Das Geld stammte Recherchen der Wochenzeitung "Die Zeit" und der französischen Tageszeitung "Le Monde" zufolge aus einem Haushaltstopf, aus dem die Fraktionen Dienstleister für ihre Arbeit im Parlament bezahlen sollten. Profitiert haben sollen hingegen "politische Buddys" der ID-Fraktion, wie "Die Zeit" in der vergangenen Woche berichtete. Darunter sollen demnach Unternehmen gewesen sein, die der AfD und der französischen Partei Rassemblement National (RN) nahestanden.
Die inzwischen aufgelöste Fraktion steht den Berichten zufolge im Verdacht, die Pflicht zu Ausschreibungen missachtet und befreundete Firmen bezahlt zu haben. So soll eine Medienagentur aus Fulda, deren Besitzer ein AfD-Lokalpolitiker ist, insgesamt 64.000 Euro erhalten haben, ohne dass andere Angebote eingeholt worden seien. Die AfD-Abgeordnete Christine Anderson, deren Website von dem Fuldaer Unternehmen gestaltet wurde, wies die Vorwürfe nach Angaben der "Zeit" zurück.
Deutlich höhere Beträge von insgesamt mehr als drei Millionen Euro sollen den Medienrecherchen zufolge an Unternehmen geflossen sein, welche dem französischen RN nahestehen. Auch in diesen Fällen sei auf Ausschreibungen verzichtet worden, auch seien Beträge ohne erkennbare Gegenleistung gezahlt worden.

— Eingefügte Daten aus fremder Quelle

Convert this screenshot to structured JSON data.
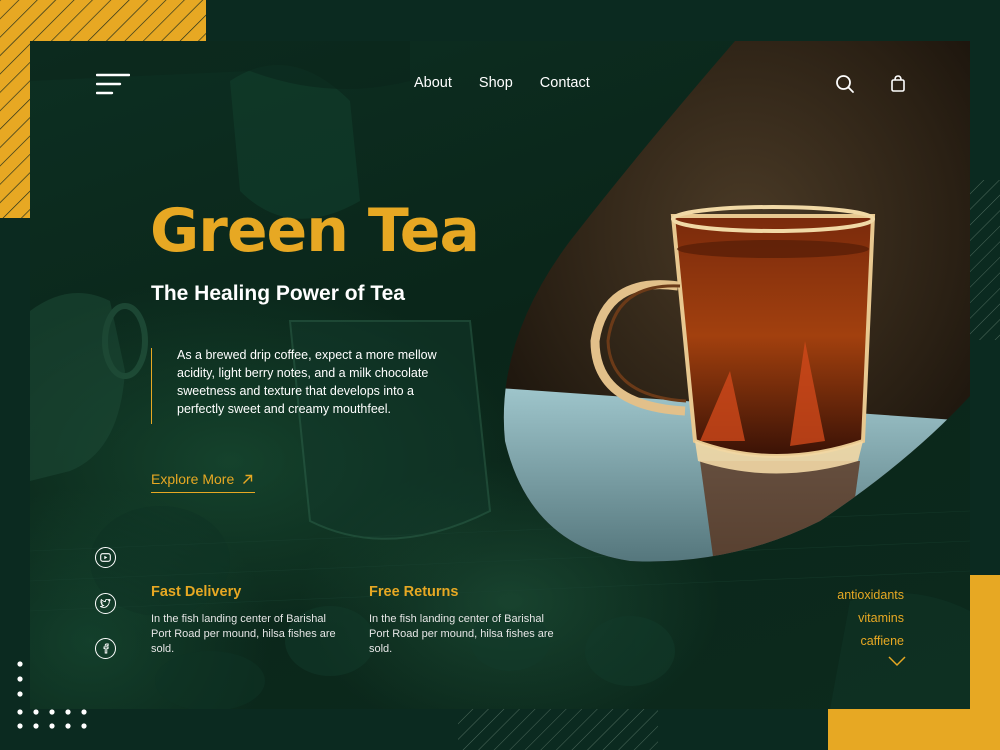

Die RN-Fraktionsvorsitzende in der französischen Nationalversammlung, Marine Le Pen, war erst im März gemeinsam mit mehreren weiteren prominenten Parteimitgliedern wegen der Veruntreuung von EU-Geldern in Höhe von 4,5 Millionen Euro verurteilt worden. Die neuen Vorwürfe kamen den Medienberichten zufolge auf, nachdem die ID-Fraktion sich im Juli 2024 aufgelöst hatte und ihre Schlussabrechnung überprüft worden war.
Nach Angaben von "Le Monde" soll der interne Prüfbericht in Kürze an den Parlamentsausschuss zur Haushaltskontrolle gehen. "Die Verwaltung geht davon aus, dass ein Gesamtbetrag von mindestens 4.333.635,78 Euro von der ID-Fraktion unrechtmäßig ausgegeben wurde", heißt es in dem Bericht. Dies könne "Korrekturmaßnahmen" zur Folge haben.
Falls es dazu kommen sollte, müsste zuerst die Rechtsnachfolge der aufgelösten Fraktion geklärt werden. RN-Chef Jordan Bardella argumentierte am Dienstag in Straßburg, es gebe "keine rechtliche Verbindung" zwischen seiner Partei und der ehemaligen Fraktion. Die RN-Abgeordneten - darunter auch Bardella - hatten bis zur Auflösung der ID die größte Delegation in der Fraktion gestellt.
Das Europaparlament teilte mit, es werde "vollständig mit nationalen und europäischen Behörden zusammenarbeiten, wenn es dazu aufgefordert wird".